Demonetisation has resulted in a slowdown in sales, as buyers and sellers wait for cash availability to normalise.
“The primary market (purchase of properties directly from developers) will not be affected much because it is already at the bottom of the price trends and further corrections are not possible. Moreover, the primary market is mortgage driven, especially at the lower and mid-end and will not face many problems. However, the luxury segment could see a bit of correction,” reveals Amit Chopra, director of Escala Realty India Pvt Ltd.
Land sales and the secondary (resale) market are likely to be hit for some time though due to the liquidity crunch, as investors wait for better returns.

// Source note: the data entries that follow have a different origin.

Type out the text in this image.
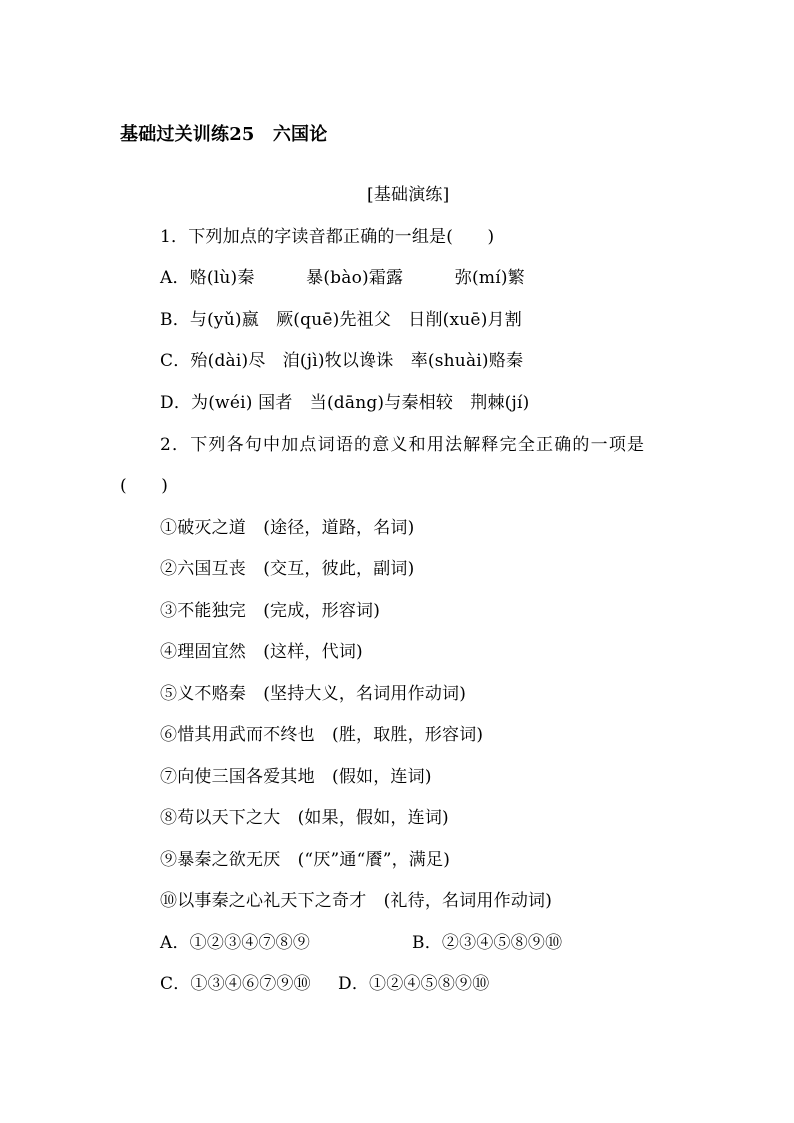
基础过关训练25　六国论
[基础演练]
1．下列加点的字读音都正确的一组是(　　)
A．赂(lù)秦　　　暴(bào)霜露　　　弥(mí)繁
B．与(yǔ)嬴　厥(quē)先祖父　日削(xuē)月割
C．殆(dài)尽　洎(jì)牧以谗诛　率(shuài)赂秦
D．为(wéi) 国者　当(dāng)与秦相较　荆棘(jí)
2．下列各句中加点词语的意义和用法解释完全正确的一项是
(　　)
①破灭之道　(途径，道路，名词)
②六国互丧　(交互，彼此，副词)
③不能独完　(完成，形容词)
④理固宜然　(这样，代词)
⑤义不赂秦　(坚持大义，名词用作动词)
⑥惜其用武而不终也　(胜，取胜，形容词)
⑦向使三国各爱其地　(假如，连词)
⑧苟以天下之大　(如果，假如，连词)
⑨暴秦之欲无厌　(“厌”通“餍”，满足)
⑩以事秦之心礼天下之奇才　(礼待，名词用作动词)
A．①②③④⑦⑧⑨	B．②③④⑤⑧⑨⑩
C．①③④⑥⑦⑨⑩ D．①②④⑤⑧⑨⑩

Will demonetisation result in all white property deals?
Property consultants maintain that in the primary market, nearly all the reputed builders in metros, have stopped taking cash. With transactions occurring through accounted payments, such as cheques, demand drafts or bank transfers, experts opine that the primary markets will not be affected.
“Nearly 90% of the primary market in the metros, will not be impacted. The tier-2 and tier-3 cities will surely be affected though as the cash component is relatively higher in these cities,” explains Mudhit Gupta, CMD, Emgee Group.
Demonetisation may also cause a slight spike in distress sales. Earlier, consumers with ready payment abilities, were able to bargain and get a good deal. Now, this may be more unlikely.
Demonetisation’s impact on artificial inflation
A common belief is that the real estate market is artificially inflated, due to the circulation of black money. However, developers maintain that this is not true for primary markets, as investors are no longer present in this market. “The primary reason for this, is that the return on investment in properties for investors, is not sufficient. The purchasers are actual end-users. Thus, there should not be a significant effect on the prices,” says Gupta.
Anil Jindal, CMD of the SRS Group, explains that inflated property prices are a result of the presence of black money. As a result, the prices of resale flats will come down by 20%-40%. With demonetisation, such artificial demand will go down in the medium term, which is a major positive for realty, he says.
Sachin Sandhir, global managing director – emerging business, RICS, doesn’t rule out the possibility of artificial inflation in the long run. “If a seller is unable to accept a ‘black’ component for the sale consideration, he may simply ask for the entire consideration in ‘white’ and levy on the purchaser, all the taxes that will be additionally incident in the process, resulting in increased prices. The same thing could happen in the primary market, if upstream transactions have unaccounted components,” says Sandhir.
In this scenario, recent laws on real estate, like RERA, GST, and Real Estate Investment Trusts (REITs), can bring in the much-needed transparency and increase buyers’ confidence in the real estate market.
Which property markets will be affected by demonetisation?
- Nearly 90% of the primary market in the metros will not be impacted by demonetisation.
- Tier-2 and tier-3 cities are likely to be affected, as the cash component is relatively higher in these cities.
- Land sales and the secondary (resale) market are likely to be affected for some time, due to the liquidity crunch.